CO-FOUNDER AND CEO, THE COVEN 2019 BUSH FELLOW
Most people — and this is a broad generalization — they don’t know of the ingenuity that comes out of the Midwest, and in particular in the North and in the Twin Cities. I think part of what makes it challenging to be an entrepreneur out here is the humility that comes with being from the North. I think sometimes that humility can really keep this place as a hidden gem, that we really have to discover or be here to experience.
Part of what makes us so creative is the resilience in communities of color. We eat “nos” for breakfast and continue to fight the barriers of racism and classism through entrepreneurship. Whether it’s vegan restaurants to feed our families healthy options where there are few or gathering spaces where you can show up as any version of yourself, entrepreneurs of color are not just the future of the North’s entrepreneurial boom, we’re the present.
The four co-founders of The Coven are of the North. We are of the Midwest. We understand this market and we really believe in the power and creativity of women and non-binary people here in our own communities. I really think community and connection can happen anywhere. I think it’s really unique when it happens across race, across socio-economics like it does in The Coven’s spaces. In a smaller market like the Twin Cities, you can really make a lasting impact. When you’re in San Francisco, you could pass somebody on the street and never see them again. In the Twin Cities, you could sit next to someone and ask to borrow a charger and all the sudden you’re starting a business with them — that’s a true story. Our people connect once and, next thing you know, they’re sharing resources and supporting one another.
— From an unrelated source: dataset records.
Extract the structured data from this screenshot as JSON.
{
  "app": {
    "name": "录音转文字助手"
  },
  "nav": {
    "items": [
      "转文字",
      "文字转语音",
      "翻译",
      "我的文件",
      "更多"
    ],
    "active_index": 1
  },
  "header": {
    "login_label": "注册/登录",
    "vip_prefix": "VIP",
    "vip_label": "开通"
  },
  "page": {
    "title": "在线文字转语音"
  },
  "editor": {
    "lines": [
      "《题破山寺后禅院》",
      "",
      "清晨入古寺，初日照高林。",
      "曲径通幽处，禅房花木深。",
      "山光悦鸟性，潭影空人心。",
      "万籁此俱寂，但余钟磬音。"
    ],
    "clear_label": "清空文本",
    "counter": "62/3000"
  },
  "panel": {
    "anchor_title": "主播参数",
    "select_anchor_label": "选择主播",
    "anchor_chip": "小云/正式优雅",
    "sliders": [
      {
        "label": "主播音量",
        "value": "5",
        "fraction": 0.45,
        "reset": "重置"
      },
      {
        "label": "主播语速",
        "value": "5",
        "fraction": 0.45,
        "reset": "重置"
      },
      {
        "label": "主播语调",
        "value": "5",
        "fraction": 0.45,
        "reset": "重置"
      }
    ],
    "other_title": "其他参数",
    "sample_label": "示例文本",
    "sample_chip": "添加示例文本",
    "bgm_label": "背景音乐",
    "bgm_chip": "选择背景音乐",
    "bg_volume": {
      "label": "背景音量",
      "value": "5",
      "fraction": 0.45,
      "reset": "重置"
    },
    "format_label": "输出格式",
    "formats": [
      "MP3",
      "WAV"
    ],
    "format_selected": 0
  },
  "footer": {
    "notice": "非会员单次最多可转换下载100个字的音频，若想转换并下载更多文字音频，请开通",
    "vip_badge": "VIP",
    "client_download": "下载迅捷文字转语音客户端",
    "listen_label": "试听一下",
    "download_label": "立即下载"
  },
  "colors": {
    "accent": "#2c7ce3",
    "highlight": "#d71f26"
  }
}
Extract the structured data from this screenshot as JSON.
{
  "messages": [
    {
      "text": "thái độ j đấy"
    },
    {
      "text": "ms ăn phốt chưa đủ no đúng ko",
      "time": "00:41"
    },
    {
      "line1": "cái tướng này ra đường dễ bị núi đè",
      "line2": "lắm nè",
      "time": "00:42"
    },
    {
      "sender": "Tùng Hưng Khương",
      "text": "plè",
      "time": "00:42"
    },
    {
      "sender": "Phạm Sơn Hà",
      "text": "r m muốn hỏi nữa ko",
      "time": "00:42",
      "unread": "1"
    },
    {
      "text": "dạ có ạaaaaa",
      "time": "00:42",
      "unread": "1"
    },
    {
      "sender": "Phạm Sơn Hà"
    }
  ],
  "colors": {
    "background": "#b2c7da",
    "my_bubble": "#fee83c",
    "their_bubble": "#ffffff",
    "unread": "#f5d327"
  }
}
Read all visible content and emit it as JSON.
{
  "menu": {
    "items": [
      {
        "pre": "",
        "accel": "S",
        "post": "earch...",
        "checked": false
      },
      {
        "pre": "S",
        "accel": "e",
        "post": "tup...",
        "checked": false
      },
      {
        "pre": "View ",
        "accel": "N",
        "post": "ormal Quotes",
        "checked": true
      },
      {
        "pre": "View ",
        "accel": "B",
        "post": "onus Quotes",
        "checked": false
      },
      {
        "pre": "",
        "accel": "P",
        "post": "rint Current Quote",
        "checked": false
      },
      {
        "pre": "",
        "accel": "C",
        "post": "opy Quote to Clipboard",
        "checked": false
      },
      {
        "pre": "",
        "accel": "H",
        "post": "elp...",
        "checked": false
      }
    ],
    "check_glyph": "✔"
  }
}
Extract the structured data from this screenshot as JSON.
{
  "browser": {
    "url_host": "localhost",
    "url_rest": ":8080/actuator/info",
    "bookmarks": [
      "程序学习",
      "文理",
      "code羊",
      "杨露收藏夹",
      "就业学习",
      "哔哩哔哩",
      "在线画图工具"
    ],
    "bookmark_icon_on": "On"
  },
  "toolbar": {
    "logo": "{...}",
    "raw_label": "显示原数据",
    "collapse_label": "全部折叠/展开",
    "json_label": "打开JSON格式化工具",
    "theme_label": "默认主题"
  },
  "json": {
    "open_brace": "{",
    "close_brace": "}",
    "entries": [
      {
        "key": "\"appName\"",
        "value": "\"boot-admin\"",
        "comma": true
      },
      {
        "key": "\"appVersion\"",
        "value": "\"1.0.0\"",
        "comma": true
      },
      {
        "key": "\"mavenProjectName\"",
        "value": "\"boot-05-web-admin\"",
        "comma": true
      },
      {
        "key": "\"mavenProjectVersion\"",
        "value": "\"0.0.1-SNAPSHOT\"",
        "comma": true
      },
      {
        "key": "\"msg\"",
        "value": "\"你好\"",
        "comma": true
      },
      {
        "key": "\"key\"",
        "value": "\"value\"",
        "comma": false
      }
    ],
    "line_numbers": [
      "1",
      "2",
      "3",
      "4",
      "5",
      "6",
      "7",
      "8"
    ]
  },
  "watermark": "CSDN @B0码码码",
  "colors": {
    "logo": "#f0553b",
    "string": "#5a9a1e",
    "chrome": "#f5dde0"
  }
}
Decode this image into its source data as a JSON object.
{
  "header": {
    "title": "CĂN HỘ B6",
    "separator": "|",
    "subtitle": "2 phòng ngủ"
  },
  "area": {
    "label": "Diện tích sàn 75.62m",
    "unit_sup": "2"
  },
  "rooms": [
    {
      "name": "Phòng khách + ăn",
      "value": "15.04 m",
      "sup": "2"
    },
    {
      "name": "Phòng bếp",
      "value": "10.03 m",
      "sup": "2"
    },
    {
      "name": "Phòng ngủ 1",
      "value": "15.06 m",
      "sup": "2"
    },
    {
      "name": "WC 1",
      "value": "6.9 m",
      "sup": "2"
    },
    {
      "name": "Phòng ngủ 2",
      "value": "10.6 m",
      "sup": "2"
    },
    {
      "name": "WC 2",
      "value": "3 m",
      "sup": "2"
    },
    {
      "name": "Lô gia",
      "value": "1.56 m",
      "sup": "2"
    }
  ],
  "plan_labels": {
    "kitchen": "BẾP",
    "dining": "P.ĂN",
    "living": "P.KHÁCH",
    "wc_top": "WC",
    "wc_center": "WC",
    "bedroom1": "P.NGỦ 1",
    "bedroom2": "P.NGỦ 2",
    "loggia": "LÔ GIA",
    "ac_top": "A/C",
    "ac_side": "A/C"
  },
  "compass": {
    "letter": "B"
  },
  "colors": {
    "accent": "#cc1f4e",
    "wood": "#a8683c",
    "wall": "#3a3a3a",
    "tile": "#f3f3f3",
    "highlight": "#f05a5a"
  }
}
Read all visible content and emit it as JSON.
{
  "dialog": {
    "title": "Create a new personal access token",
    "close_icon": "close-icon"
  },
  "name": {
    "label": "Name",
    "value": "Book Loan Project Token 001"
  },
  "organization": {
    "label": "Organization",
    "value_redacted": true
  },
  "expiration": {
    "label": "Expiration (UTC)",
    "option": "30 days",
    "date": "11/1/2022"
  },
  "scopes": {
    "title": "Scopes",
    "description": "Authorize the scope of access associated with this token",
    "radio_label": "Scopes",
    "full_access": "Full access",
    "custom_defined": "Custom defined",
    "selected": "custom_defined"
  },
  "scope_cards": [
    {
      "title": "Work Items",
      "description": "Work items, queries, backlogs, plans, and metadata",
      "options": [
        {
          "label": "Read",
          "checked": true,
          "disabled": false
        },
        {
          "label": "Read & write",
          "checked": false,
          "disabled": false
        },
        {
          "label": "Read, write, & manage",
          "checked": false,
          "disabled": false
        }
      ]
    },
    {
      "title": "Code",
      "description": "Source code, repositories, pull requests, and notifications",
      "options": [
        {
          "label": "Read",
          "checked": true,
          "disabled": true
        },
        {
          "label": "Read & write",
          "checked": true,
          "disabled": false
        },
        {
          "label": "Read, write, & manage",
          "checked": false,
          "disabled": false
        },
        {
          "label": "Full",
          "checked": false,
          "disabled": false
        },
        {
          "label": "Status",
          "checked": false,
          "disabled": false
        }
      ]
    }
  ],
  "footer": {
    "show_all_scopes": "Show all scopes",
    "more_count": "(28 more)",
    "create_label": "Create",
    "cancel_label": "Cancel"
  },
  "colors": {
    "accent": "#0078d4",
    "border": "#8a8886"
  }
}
I think there are a lot of challenges with the Midwest. There are such close-knit communities here that can tend to be rather exclusive. We hear that again and again from folks who are new to the state, that they struggle to find connection points because they didn’t go to kindergarten here. One thing that we’re able to do is to help facilitate those connections.
Half of our members are entrepreneurs and the other half have an outside job, they’re at corporations. The creativity that comes between those two groups, the shared knowledge between the two is so palpable. There are people in our community who you would have a harder chance bumping into in another environment. A VP of a bank sitting next to a community organizer. Someone who works in nonprofit and somebody who’s at a tech startup. Maybe they have resources they can share with one another, but more importantly, maybe they have a connection point that can bridge some piece of understanding or build empathy muscles or open up networks in a way that can help advance the other.